Con Simone Weil condivide l’amore per la liturgia che la avvicinò all’abbazia benedettina di sant’Anselmo sull’Aventino. Quando anche quella chiesa passò alla liturgia postconciliare frequenterà il Russicum, dove resiste il rito bizantino. Traduttrice dei Detti dei padri del deserto, meditò in modo profondo sulla liturgia: “Liturgia – come poesia – è splendore gratuito, spreco delicato, più necessario dell’utile. Essa è regolata da armoniose forme e ritmi che, ispirati alla creazione, la superano nell’estasi”.

Nel 1973 scrive un’introduzione al testo Racconti di un pellegrino russo, edito da Rusconi. Un testo dove per Campo “la fiaba per una volta si mostra senza maschera, mostra cioè quello che tutte le grandi fiabe sono copertamente: una ricerca del Regno dei Cieli, l’inseguimento di una visione ignota e inesplicabile, spesso soltanto un’arcana parola, per la quale si diserta di colpo la terra amata e ogni bene, ci si fa appunto pellegrini e mendichi, beati folli dal cuore in fiamme dei quali il mondo intero si fa beffe e che il mondo “che è dietro quello vero” soccorre e guida con meravigliosi segni e portenti”.

Torna il concetto della pazza ricerca, che è di tanti Santi che fuggono dal mondo secolare, che oltrepassano il limite, che si sottraggono come l’eroe di fiaba alla legge di necessità, che oscillano tra la paura della loro scelta radicale di vita e l’anelito alla bellezza che è bellezza spirituale. Le tre parole che schiudono una visione di salvezza al pellegrino sono: “Pregate senza interruzione”. L’anelito verso l’assoluto, che fu la cifra della sua esistenza, si riscontra nei suoi versi, nei suoi scritti, nelle lettere.   “Il rito è per eccellenza questa esperienza di morte – rigenerazione attraverso la bellezza… I riti sono… io credo, i veri modelli, gli archetipi della poesia, che è figlia della liturgia…”, così scrive Cristina Campo il 16 aprile del 1972 sul “Tempo”. 
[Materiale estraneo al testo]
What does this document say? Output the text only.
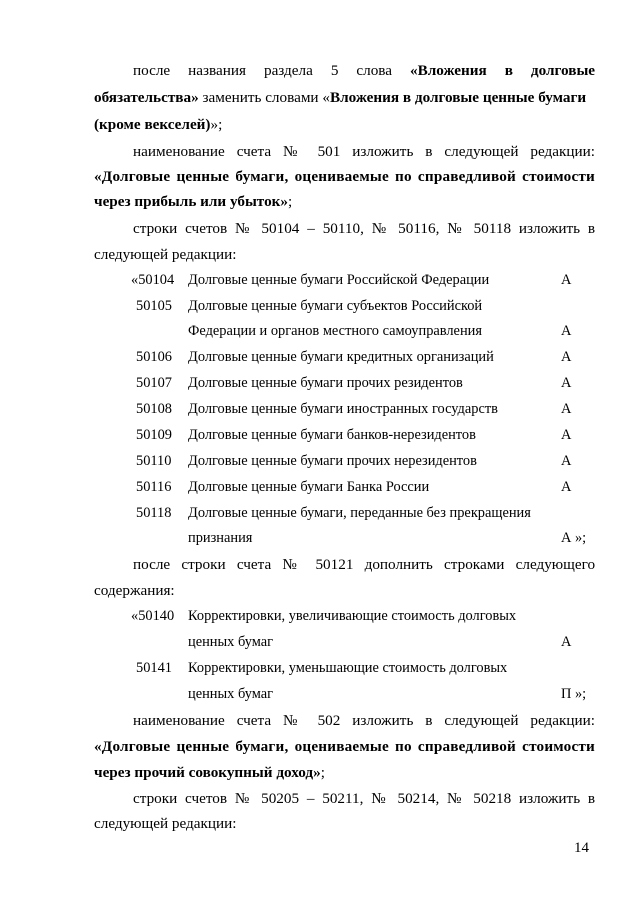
после названия раздела 5 слова «Вложения в долговые
обязательства» заменить словами «Вложения в долговые ценные бумаги
(кроме векселей)»;
наименование счета № 501 изложить в следующей редакции:
«Долговые ценные бумаги, оцениваемые по справедливой стоимости
через прибыль или убыток»;
строки счетов № 50104 – 50110, № 50116, № 50118 изложить в
следующей редакции:
«50104 Долговые ценные бумаги Российской Федерации	А
50105 Долговые ценные бумаги субъектов Российской
Федерации и органов местного самоуправления	А
50106 Долговые ценные бумаги кредитных организаций	А
50107 Долговые ценные бумаги прочих резидентов	А
50108 Долговые ценные бумаги иностранных государств	А
50109 Долговые ценные бумаги банков-нерезидентов	А
50110 Долговые ценные бумаги прочих нерезидентов	А
50116 Долговые ценные бумаги Банка России	А
50118 Долговые ценные бумаги, переданные без прекращения
признания	А »;
после строки счета № 50121 дополнить строками следующего
содержания:
«50140 Корректировки, увеличивающие стоимость долговых
ценных бумаг	А
50141 Корректировки, уменьшающие стоимость долговых
ценных бумаг	П »;
наименование счета № 502 изложить в следующей редакции:
«Долговые ценные бумаги, оцениваемые по справедливой стоимости
через прочий совокупный доход»;
строки счетов № 50205 – 50211, № 50214, № 50218 изложить в
следующей редакции:
14
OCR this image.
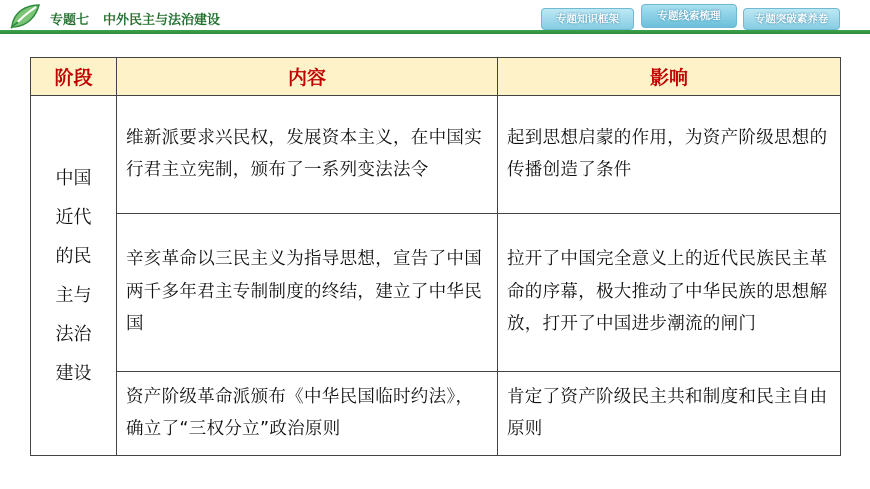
专题七 中外民主与法治建设	专题知识框架	专题线索梳理	专题突破素养卷
阶段	内容	影响
中国近代的民主与法治建设	维新派要求兴民权，发展资本主义，在中国实行君主立宪制，颁布了一系列变法法令	起到思想启蒙的作用，为资产阶级思想的传播创造了条件
	辛亥革命以三民主义为指导思想，宣告了中国两千多年君主专制制度的终结，建立了中华民国	拉开了中国完全意义上的近代民族民主革命的序幕，极大推动了中华民族的思想解放，打开了中国进步潮流的闸门
	资产阶级革命派颁布《中华民国临时约法》，确立了“三权分立”政治原则	肯定了资产阶级民主共和制度和民主自由原则
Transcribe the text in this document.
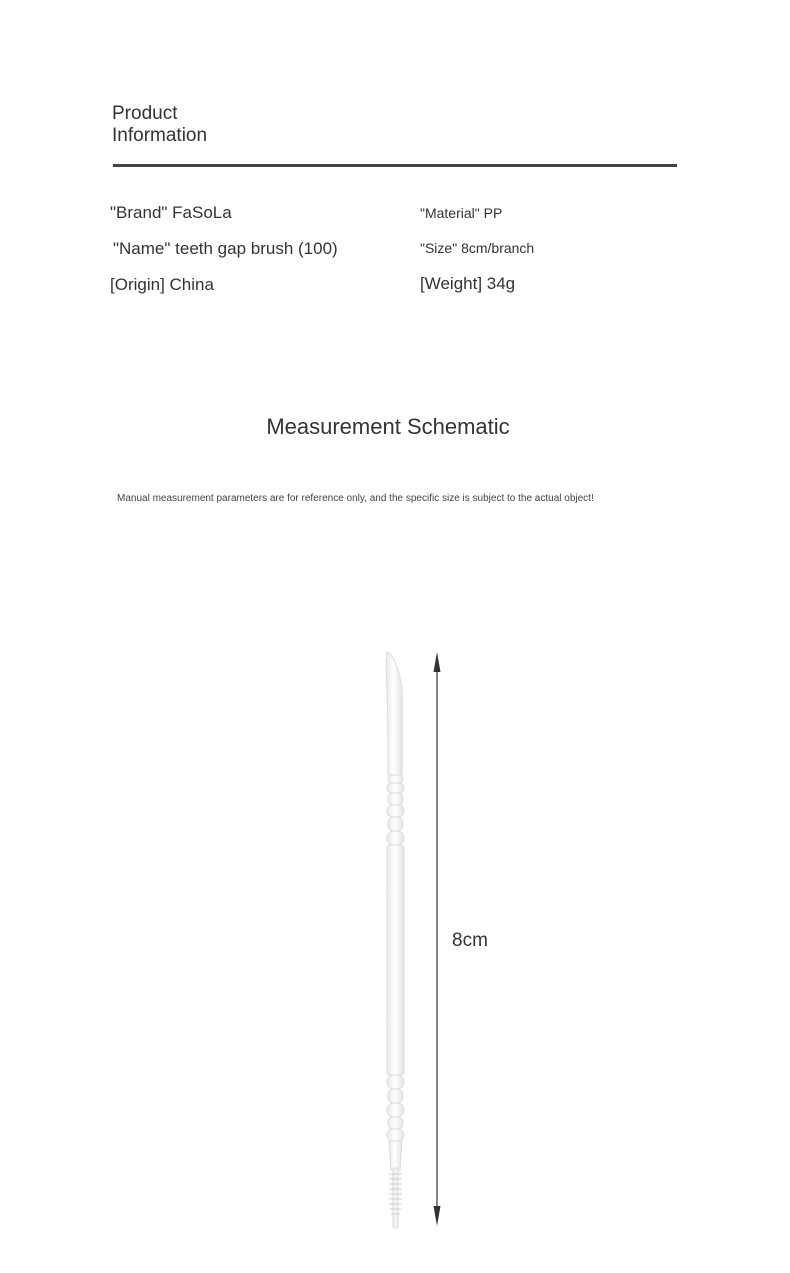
Product
Information
"Brand" FaSoLa
"Name" teeth gap brush (100)
[Origin] China
"Material" PP
"Size" 8cm/branch
[Weight] 34g
Measurement Schematic
Manual measurement parameters are for reference only, and the specific size is subject to the actual object!
8cm
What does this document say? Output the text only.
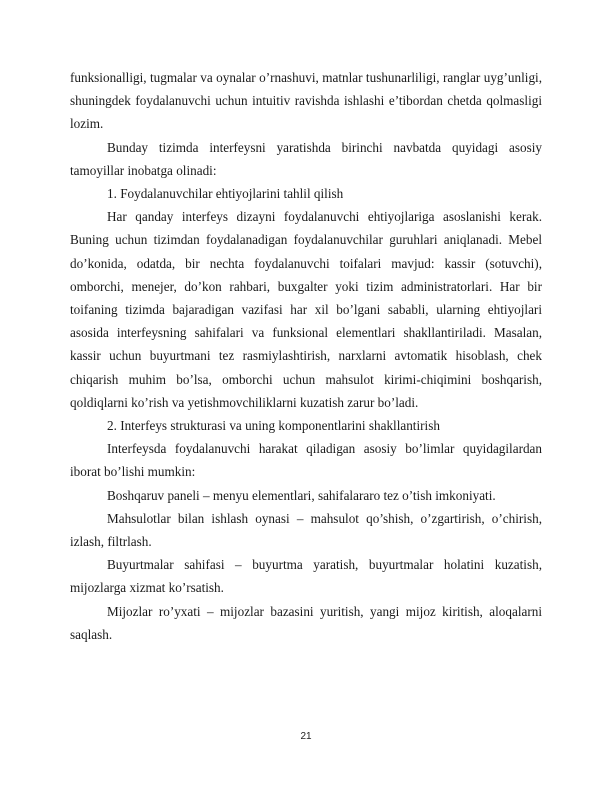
funksionalligi, tugmalar va oynalar o’rnashuvi, matnlar tushunarliligi, ranglar uyg’unligi, shuningdek foydalanuvchi uchun intuitiv ravishda ishlashi e’tibordan chetda qolmasligi lozim.

Bunday tizimda interfeysni yaratishda birinchi navbatda quyidagi asosiy tamoyillar inobatga olinadi:

1. Foydalanuvchilar ehtiyojlarini tahlil qilish

Har qanday interfeys dizayni foydalanuvchi ehtiyojlariga asoslanishi kerak. Buning uchun tizimdan foydalanadigan foydalanuvchilar guruhlari aniqlanadi. Mebel do’konida, odatda, bir nechta foydalanuvchi toifalari mavjud: kassir (sotuvchi), omborchi, menejer, do’kon rahbari, buxgalter yoki tizim administratorlari. Har bir toifaning tizimda bajaradigan vazifasi har xil bo’lgani sababli, ularning ehtiyojlari asosida interfeysning sahifalari va funksional elementlari shakllantiriladi. Masalan, kassir uchun buyurtmani tez rasmiylashtirish, narxlarni avtomatik hisoblash, chek chiqarish muhim bo’lsa, omborchi uchun mahsulot kirimi-chiqimini boshqarish, qoldiqlarni ko’rish va yetishmovchiliklarni kuzatish zarur bo’ladi.

2. Interfeys strukturasi va uning komponentlarini shakllantirish

Interfeysda foydalanuvchi harakat qiladigan asosiy bo’limlar quyidagilardan iborat bo’lishi mumkin:

Boshqaruv paneli – menyu elementlari, sahifalararo tez o’tish imkoniyati.

Mahsulotlar bilan ishlash oynasi – mahsulot qo’shish, o’zgartirish, o’chirish, izlash, filtrlash.

Buyurtmalar sahifasi – buyurtma yaratish, buyurtmalar holatini kuzatish, mijozlarga xizmat ko’rsatish.

Mijozlar ro’yxati – mijozlar bazasini yuritish, yangi mijoz kiritish, aloqalarni saqlash.

21
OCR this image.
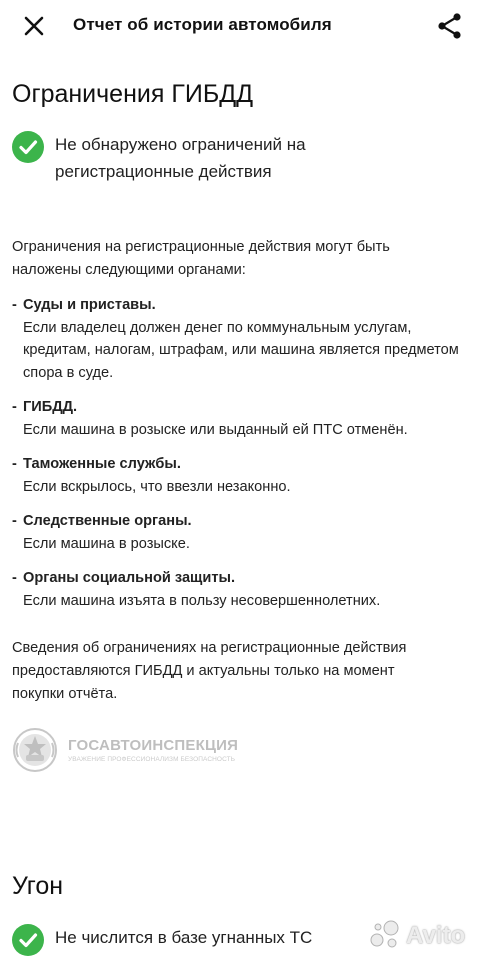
Отчет об истории автомобиля
Ограничения ГИБДД
Не обнаружено ограничений на регистрационные действия
Ограничения на регистрационные действия могут быть наложены следующими органами:
- Суды и приставы.
Если владелец должен денег по коммунальным услугам, кредитам, налогам, штрафам, или машина является предметом спора в суде.
- ГИБДД.
Если машина в розыске или выданный ей ПТС отменён.
- Таможенные службы.
Если вскрылось, что ввезли незаконно.
- Следственные органы.
Если машина в розыске.
- Органы социальной защиты.
Если машина изъята в пользу несовершеннолетних.
Сведения об ограничениях на регистрационные действия предоставляются ГИБДД и актуальны только на момент покупки отчёта.
ГОСАВТОИНСПЕКЦИЯ
УВАЖЕНИЕ ПРОФЕССИОНАЛИЗМ БЕЗОПАСНОСТЬ
Угон
Не числится в базе угнанных ТС	Avito
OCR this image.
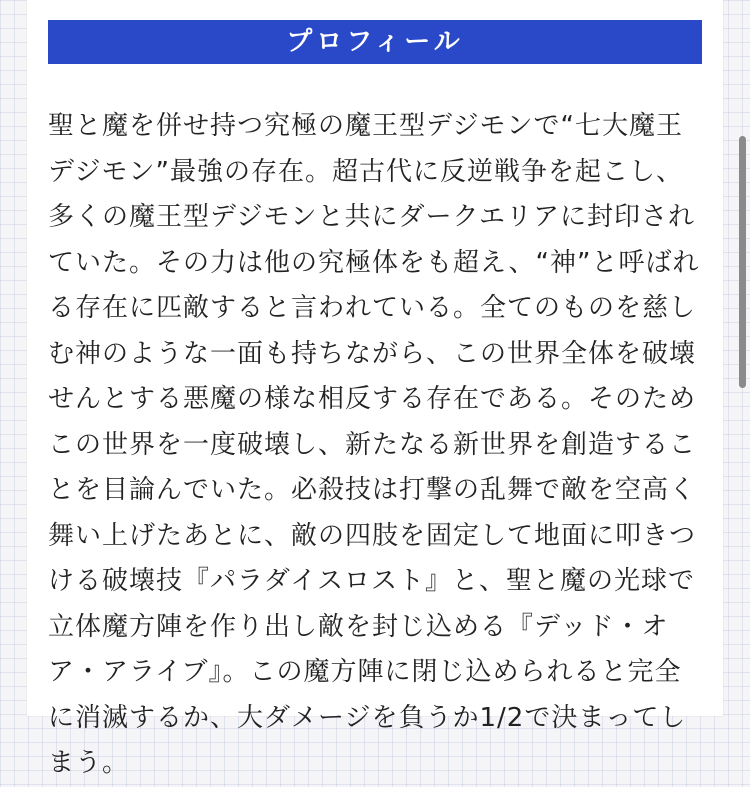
プロフィール

聖と魔を併せ持つ究極の魔王型デジモンで“七大魔王デジモン”最強の存在。超古代に反逆戦争を起こし、多くの魔王型デジモンと共にダークエリアに封印されていた。その力は他の究極体をも超え、“神”と呼ばれる存在に匹敵すると言われている。全てのものを慈しむ神のような一面も持ちながら、この世界全体を破壊せんとする悪魔の様な相反する存在である。そのためこの世界を一度破壊し、新たなる新世界を創造することを目論んでいた。必殺技は打撃の乱舞で敵を空高く舞い上げたあとに、敵の四肢を固定して地面に叩きつける破壊技『パラダイスロスト』と、聖と魔の光球で立体魔方陣を作り出し敵を封じ込める『デッド・オア・アライブ』。この魔方陣に閉じ込められると完全に消滅するか、大ダメージを負うか1/2で決まってしまう。
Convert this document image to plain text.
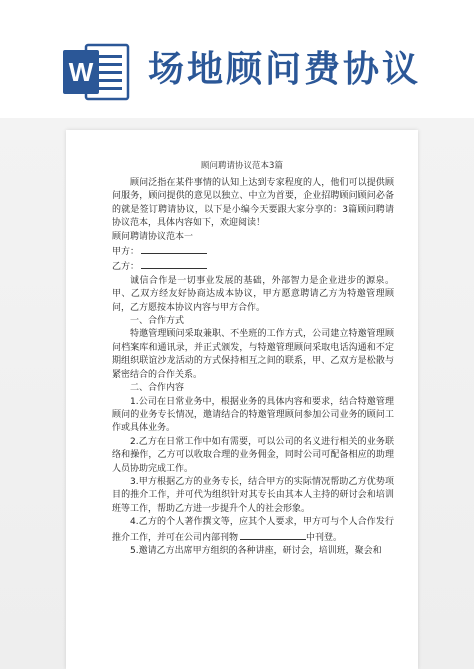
W 场地顾问费协议
顾问聘请协议范本3篇

顾问泛指在某件事情的认知上达到专家程度的人，他们可以提供顾问服务，顾问提供的意见以独立、中立为首要，企业招聘顾问顾问必备的就是签订聘请协议，以下是小编今天要跟大家分享的：3篇顾问聘请协议范本，具体内容如下，欢迎阅读！

顾问聘请协议范本一

甲方：

乙方：

诚信合作是一切事业发展的基础，外部智力是企业进步的源泉。甲、乙双方经友好协商达成本协议，甲方愿意聘请乙方为特邀管理顾问，乙方愿按本协议内容与甲方合作。

一、合作方式

特邀管理顾问采取兼职、不坐班的工作方式，公司建立特邀管理顾问档案库和通讯录，并正式颁发，与特邀管理顾问采取电话沟通和不定期组织联谊沙龙活动的方式保持相互之间的联系，甲、乙双方是松散与紧密结合的合作关系。

二、合作内容

1.公司在日常业务中，根据业务的具体内容和要求，结合特邀管理顾问的业务专长情况，邀请结合的特邀管理顾问参加公司业务的顾问工作或具体业务。

2.乙方在日常工作中如有需要，可以公司的名义进行相关的业务联络和操作，乙方可以收取合理的业务佣金，同时公司可配备相应的助理人员协助完成工作。

3.甲方根据乙方的业务专长，结合甲方的实际情况帮助乙方优势项目的推介工作，并可代为组织针对其专长由其本人主持的研讨会和培训班等工作，帮助乙方进一步提升个人的社会形象。

4.乙方的个人著作撰文等，应其个人要求，甲方可与个人合作发行推介工作，并可在公司内部刊物	中刊登。

5.邀请乙方出席甲方组织的各种讲座，研讨会，培训班，聚会和
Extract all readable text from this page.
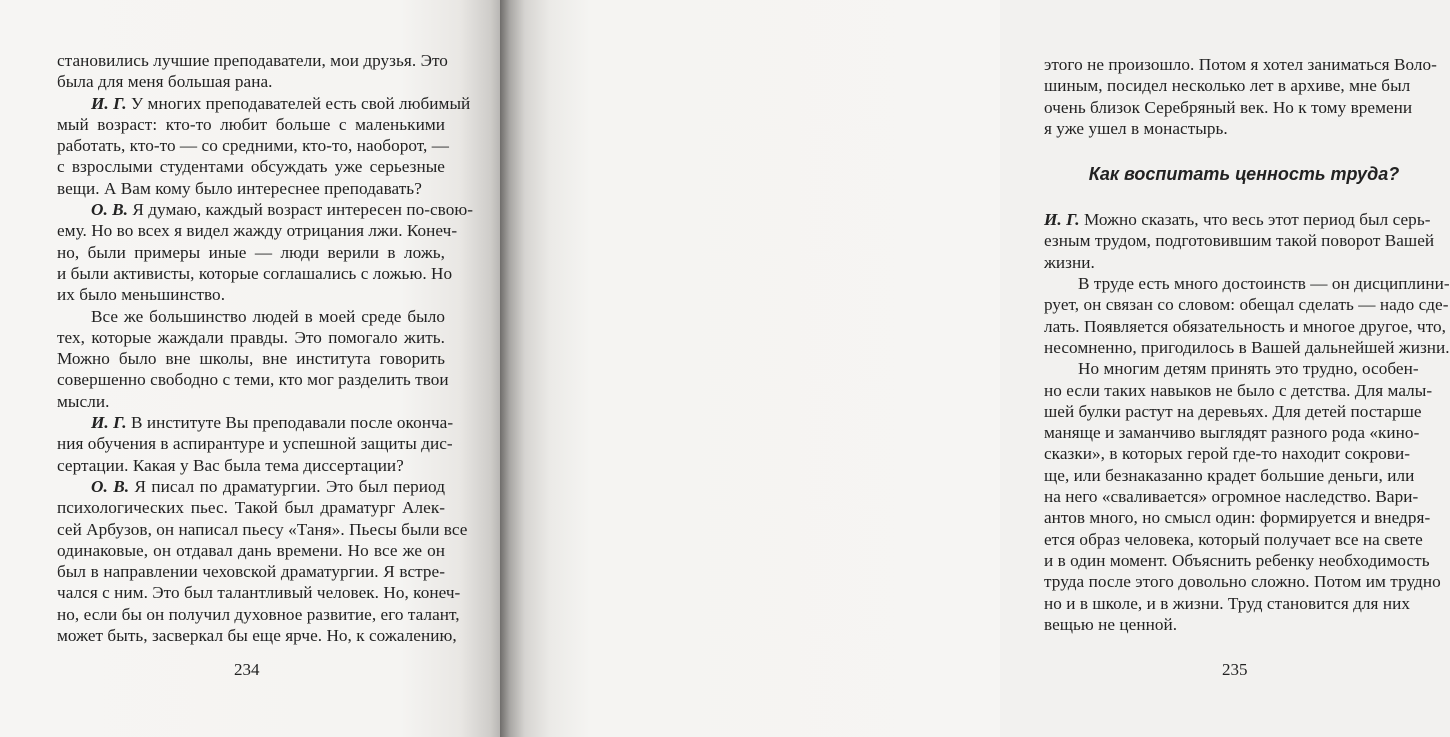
становились лучшие преподаватели, мои друзья. Это
была для меня большая рана.
И. Г. У многих преподавателей есть свой любимый
мый возраст: кто-то любит больше с маленькими
работать, кто-то — со средними, кто-то, наоборот, —
с взрослыми студентами обсуждать уже серьезные
вещи. А Вам кому было интереснее преподавать?
О. В. Я думаю, каждый возраст интересен по-свою-
ему. Но во всех я видел жажду отрицания лжи. Конеч-
но, были примеры иные — люди верили в ложь,
и были активисты, которые соглашались с ложью. Но
их было меньшинство.
Все же большинство людей в моей среде было
тех, которые жаждали правды. Это помогало жить.
Можно было вне школы, вне института говорить
совершенно свободно с теми, кто мог разделить твои
мысли.
И. Г. В институте Вы преподавали после оконча-
ния обучения в аспирантуре и успешной защиты дис-
сертации. Какая у Вас была тема диссертации?
О. В. Я писал по драматургии. Это был период
психологических пьес. Такой был драматург Алек-
сей Арбузов, он написал пьесу «Таня». Пьесы были все
одинаковые, он отдавал дань времени. Но все же он
был в направлении чеховской драматургии. Я встре-
чался с ним. Это был талантливый человек. Но, конеч-
но, если бы он получил духовное развитие, его талант,
может быть, засверкал бы еще ярче. Но, к сожалению,
234
этого не произошло. Потом я хотел заниматься Воло-
шиным, посидел несколько лет в архиве, мне был
очень близок Серебряный век. Но к тому времени
я уже ушел в монастырь.
Как воспитать ценность труда?
И. Г. Можно сказать, что весь этот период был серь-
езным трудом, подготовившим такой поворот Вашей
жизни.
В труде есть много достоинств — он дисциплини-
рует, он связан со словом: обещал сделать — надо сде-
лать. Появляется обязательность и многое другое, что,
несомненно, пригодилось в Вашей дальнейшей жизни.
Но многим детям принять это трудно, особен-
но если таких навыков не было с детства. Для малы-
шей булки растут на деревьях. Для детей постарше
маняще и заманчиво выглядят разного рода «кино-
сказки», в которых герой где-то находит сокрови-
ще, или безнаказанно крадет большие деньги, или
на него «сваливается» огромное наследство. Вари-
антов много, но смысл один: формируется и внедря-
ется образ человека, который получает все на свете
и в один момент. Объяснить ребенку необходимость
труда после этого довольно сложно. Потом им трудно
но и в школе, и в жизни. Труд становится для них
вещью не ценной.
235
Ma quale eredità lascia alle donne Cristina Campo? La scrittrice  lavorò all’inizio degli anni ’50, a un progetto ambizioso, Il libro delle 80 poetesse, nel quale intendeva raccogliere le “più pure pagine vergate da mano femminile”. E vi figurano, in questo progetto editoriale incompiuto, grandi mistiche come Ildegarda di Bingen e Matilde di Magdeburgo, Teresa d’Avila e Angela da Foligno. Ma ci sono anche le poetesse del Giappone medievale e le viziose dame aristocratiche del Settecento francese. Testimonianza degli interessi vasti di un’anima inquieta, che aveva a cuore l’invisibile più del visibile e al quale intendeva accostarsi attraverso un’estenuante ricerca della bellezza, anche e soprattutto attraverso la parola che “penetra nel roveto crepitante dei millenni”.